Do you ever get frustrated with feeling like there’s too much to do and not enough time to do it? Well, if you have, Jim Collins just might have a possible prescription for you. As i mentioned last week, Amazon had a number of their favorite authors record something as a "bonus" for their 10 year anniversary. In the case of Collins, he chose to expand on an article he had written back on December 30, 2003.
The basic storyline is that early on in his twenties, Jim took a course in creativity with Rochelle Myers at Standford. Afterward he stayed in touch with her. As a young, energetic and driven individual, Jim regularly planned out his life. He had his fifteen year BHAGs, then his five year goals, and then his top three one year goals that he used to guide his daily life. Yet in the midst of all that organized planning, Rochelle said to him, "Jim, I notice that you are a rather undisciplined person." Obviously, that shocked Jim. However, she continued, "Your genetic energy level enables your lack of discipline. Instead of leading a disciplined life, you lead a busy life."
She then challenged him to what Jim now calls the 20-10 assignment. "It goes like this: Suppose you woke up tomorrow and received two phone calls. The first phone call tells you that you have inherited $20 million, no strings attached. The second tells you that you have an incurable and terminal disease, and you have no more than 10 years to live. What would you do differently, and, in particular, what would you stop doing?"
That assignment was the turning point in Jim’s life.

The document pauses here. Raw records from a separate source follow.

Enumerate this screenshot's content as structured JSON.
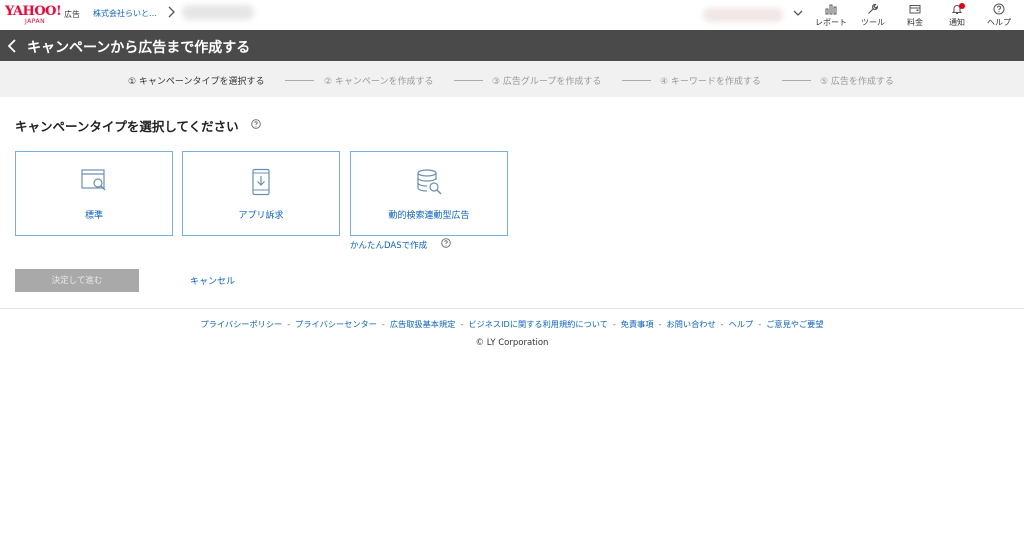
{
  "brand": {
    "logo_main": "YAHOO!",
    "logo_sub": "JAPAN",
    "service": "広告",
    "account": "株式会社らいと…"
  },
  "nav": [
    {
      "label": "レポート",
      "icon": "bar-chart-icon"
    },
    {
      "label": "ツール",
      "icon": "wrench-icon"
    },
    {
      "label": "料金",
      "icon": "wallet-icon"
    },
    {
      "label": "通知",
      "icon": "bell-icon"
    },
    {
      "label": "ヘルプ",
      "icon": "help-circle-icon"
    }
  ],
  "title": "キャンペーンから広告まで作成する",
  "steps": [
    {
      "label": "① キャンペーンタイプを選択する",
      "active": true
    },
    {
      "label": "② キャンペーンを作成する",
      "active": false
    },
    {
      "label": "③ 広告グループを作成する",
      "active": false
    },
    {
      "label": "④ キーワードを作成する",
      "active": false
    },
    {
      "label": "⑤ 広告を作成する",
      "active": false
    }
  ],
  "main": {
    "heading": "キャンペーンタイプを選択してください",
    "cards": [
      {
        "label": "標準",
        "icon": "browser-search-icon"
      },
      {
        "label": "アプリ訴求",
        "icon": "smartphone-download-icon"
      },
      {
        "label": "動的検索連動型広告",
        "icon": "database-search-icon"
      }
    ],
    "das_link": "かんたんDASで作成",
    "submit": "決定して進む",
    "cancel": "キャンセル"
  },
  "footer": {
    "links": [
      "プライバシーポリシー",
      "プライバシーセンター",
      "広告取扱基本規定",
      "ビジネスIDに関する利用規約について",
      "免責事項",
      "お問い合わせ",
      "ヘルプ",
      "ご意見やご要望"
    ],
    "separator": "-",
    "copyright": "© LY Corporation"
  },
  "colors": {
    "accent": "#0b63c6",
    "titlebar": "#4a4a4a",
    "brand": "#ff0033",
    "card_border": "#7aaedc"
  }
}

In fact, it’s what led him to make a right corner turn in his life and leave HP and take a job as a teacher/professor/researcher (since he is, as he says, "constitutionally unemployable"—I love that phrase)—and we are all the better for that choice.
Since that time, the most important question Jim asks of himself each year is, "What do I need to stop doing?"
I love that question. It has a very Pauline ring to it, doesn’t it? For Paul regularly argues that for change to occur, you first need to "take off" the old and "put on" the new. Or, to put it in more mathematical terminology, "You need to subtract, before you can add." Anyway you put it, the question that Collins asks is a question all of us, as leaders, need to regularly ask, "What do I need to stop doing, that I’m currently doing, so that I can focus more of my time and energy on the things that matter most and will create the greatest impact over the course of my life and time?"
So how are you doing? If you were to do an inventory of your time, what percentage of your day or time, would you say, is spent on doing those things that matter most? That have the greatest impact? That you’re passionate about? That fit your genetic encoding? If, according to Collins, you’re spending less than 50% of your time in those areas, then your "Stop Doing" list, may be the most important list you could make this year—or today! In fact, don’t go to bed tonight without making one up.